The patients were a mixture of newly-diagnosed or heavily treated disease, or people with recurring disease and by looking at cells and mutations from each group, the team could create a ‘genetic biography’ of CLL. They found that certain driver mutations that push forward cancer formation and growth appear early in the course of the disease, and others appear later. Some subgroups of cancer cells that were in the minority before treatment emerged into the majority after treatment, and treated patients whose cells were tracked over a period of time showed more genetic evolution than untreated patients. This may suggest that treatment could actually hasten the evolution of the disease and speed its recurrence.
Being able to pinpoint certain subgroups of cells that become more predominant in later stages of the disease could help to pick out those patients who need more prompt therapy. The tools used in this project included MuTect, which can detect mutations present in a small fraction of cells, and ABSOLUTE, which looks at mutations and copy-number alterations to identify sub-populations within the cancer cells, and link each mutation with its subgroup of cancer cells.
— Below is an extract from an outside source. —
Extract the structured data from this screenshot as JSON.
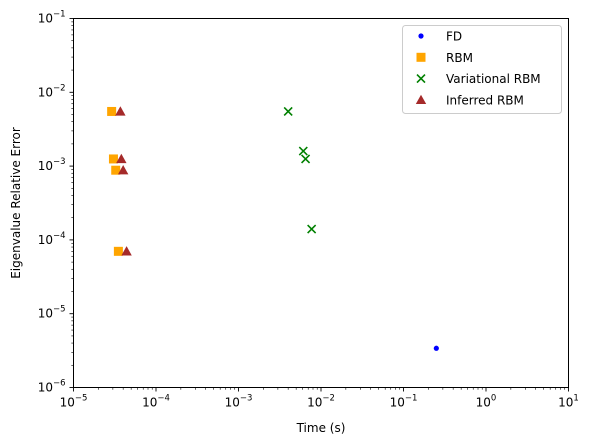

“These tools opened a new window into the complexity of cancer and its evolution,” said Gad Getz of the Broad Institute and Massachusetts General Hospital. “This allowed us to ask which sub-populations of cancer cells increase or decrease with therapy and what happens when treating a patient that has a subset of cancer cells with additional cancer-driving mutations.” The outcomes from this research could help researchers understand why patients with CLL relapse after treatment, and why patients receiving the same treatments respond differently. It could also lead to the development of tests that predict responses and to new and better treatment that are personalized to certain forms of the disease.